As for the humanitarian disaster unfolding in Ukraine due to the Russian invasion, the actual effects on the U.S. economy are likely to be smaller than the headlines would suggest, and temporary, Paulsen argues. And that’s true whether the war ends soon (let us hope), or it turns into a protracted stalemate.

Jobs! Jobs! Jobs!

The U.S. economy created 1.2 million new jobs just in the first two months of this year—a stunning achievement, and one achieved despite the lingering drag of the Omicron Covid outbreak. There is a lot of room still to grow. We’re still more than 2 million jobs below the pre-Covid peak, and Paulsen notes that after every recession since World War II the jobs market has risen to fresh highs—often much above the previous peak.

U.S. Labor Department numbers suggest the economy could generate another 7 million jobs just to get back in line with the growth trend seen just before the pandemic. Paulsen points out that the unemployment rate has plummeted in the 44 states with the smallest economies, but not yet in the “Big Six” that actually contain most of the jobs—namely California, New York, Texas, Illinois, Florida, and Pennsylvania.

Meanwhile, wages are booming. The Atlanta Federal Reserve’s proprietary “wage tracker” shows annual wage inflation skyrocketing to 5.8% — higher than at any time since at least the 1990s. But as Paulsen points out, most of this wage growth is among the lower-skilled and lower-paid, who are finally getting (slightly) better wages. So we’re hiring millions more workers and they have a lot more money to spend—especially those most likely to spend.

Inflation?

This brings us to the 800-pound cliché in the room, namely inflation. This is the current source of panic, and much talk about 1970s style “stagflation.” The official inflation rate hit a horrendous 7.9% in February, the highest in decades. Federal Reserve Chairman Jerome Powell is officially alarmed, and has stopped saying it is “transitory.” Paulsen says it’s probably the biggest risk right now. If the Fed doesn’t bring down inflation, he says, the recovery will be over pretty quickly.

But…well, as Paulsen puts it, “inflation hysteria is everywhere—except in the financial markets.” Despite all the panicky headlines, the bond market isn’t worried about inflation. Nor is the stock market, or the foreign exchange markets.

In the 1970s, for example, when inflation hit 6% the bond market responded by demanding an 8% yield on 10-year U.S. Treasurys, to reflect the risks. Today that yield is not even 2.5%. In the 1970s, surging inflation crashed stocks. This time around, there’s been a correction but so far it is reasonably modest. Oh, and in the 1970s surging inflation tanked the U.S. dollar on foreign exchange markets. This time the dollar is rising.

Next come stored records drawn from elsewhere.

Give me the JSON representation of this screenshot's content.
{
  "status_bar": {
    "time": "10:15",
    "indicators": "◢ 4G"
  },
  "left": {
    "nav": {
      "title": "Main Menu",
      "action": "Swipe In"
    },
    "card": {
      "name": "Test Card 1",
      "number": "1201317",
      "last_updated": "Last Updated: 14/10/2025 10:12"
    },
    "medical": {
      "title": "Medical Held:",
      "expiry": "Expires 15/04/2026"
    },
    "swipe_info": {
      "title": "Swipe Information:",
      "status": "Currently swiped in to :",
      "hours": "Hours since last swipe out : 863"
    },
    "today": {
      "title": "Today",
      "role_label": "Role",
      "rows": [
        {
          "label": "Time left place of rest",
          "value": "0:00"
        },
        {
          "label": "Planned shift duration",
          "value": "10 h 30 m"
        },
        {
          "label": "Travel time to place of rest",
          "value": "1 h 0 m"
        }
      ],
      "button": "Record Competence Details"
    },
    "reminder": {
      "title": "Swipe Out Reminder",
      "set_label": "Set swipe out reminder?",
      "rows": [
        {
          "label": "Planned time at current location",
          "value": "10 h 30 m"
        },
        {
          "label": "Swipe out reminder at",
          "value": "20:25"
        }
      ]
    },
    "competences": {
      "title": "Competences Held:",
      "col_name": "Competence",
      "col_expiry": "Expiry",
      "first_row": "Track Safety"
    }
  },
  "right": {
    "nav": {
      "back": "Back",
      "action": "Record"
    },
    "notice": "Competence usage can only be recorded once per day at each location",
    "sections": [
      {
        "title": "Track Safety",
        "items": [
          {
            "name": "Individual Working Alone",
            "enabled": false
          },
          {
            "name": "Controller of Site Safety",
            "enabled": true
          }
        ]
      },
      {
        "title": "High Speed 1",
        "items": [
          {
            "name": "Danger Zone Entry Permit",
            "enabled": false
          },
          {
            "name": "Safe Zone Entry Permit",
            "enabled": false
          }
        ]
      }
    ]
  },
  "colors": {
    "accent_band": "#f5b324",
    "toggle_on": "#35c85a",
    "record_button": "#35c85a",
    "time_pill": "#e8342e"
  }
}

The Atlanta Fed says current inflation is mostly in things with highly flexible prices, like cars, fuel, clothes and food. Those prices can go down as fast as they go up. The inflation rate among “sticky” items like rent or medical care, where prices tend to stick once they go up, is barely 4% it says. Meanwhile, the San Francisco Fed calculates that most current inflation is due to reopening and supply chain issues following the two-year crisis.

The key inflation measure to watch is the so-called five-year “break-even rate” in U.S. bonds, a technical measure that is effectively the bond market’s own five-year inflation forecast. And it’s up—it’s been rising for over a year—but it is still 3.57%, or less than half the current inflation rate. In other words, the bond market is still predicting inflation is going to halve from these levels, and reasonably quickly. If you know something the bond market doesn’t, go out and make yourself rich.

Reasons to be bullish? Maybe, maybe not. But as sentiment is already near maximum gloom, logic suggests the next move is more likely to be up than down.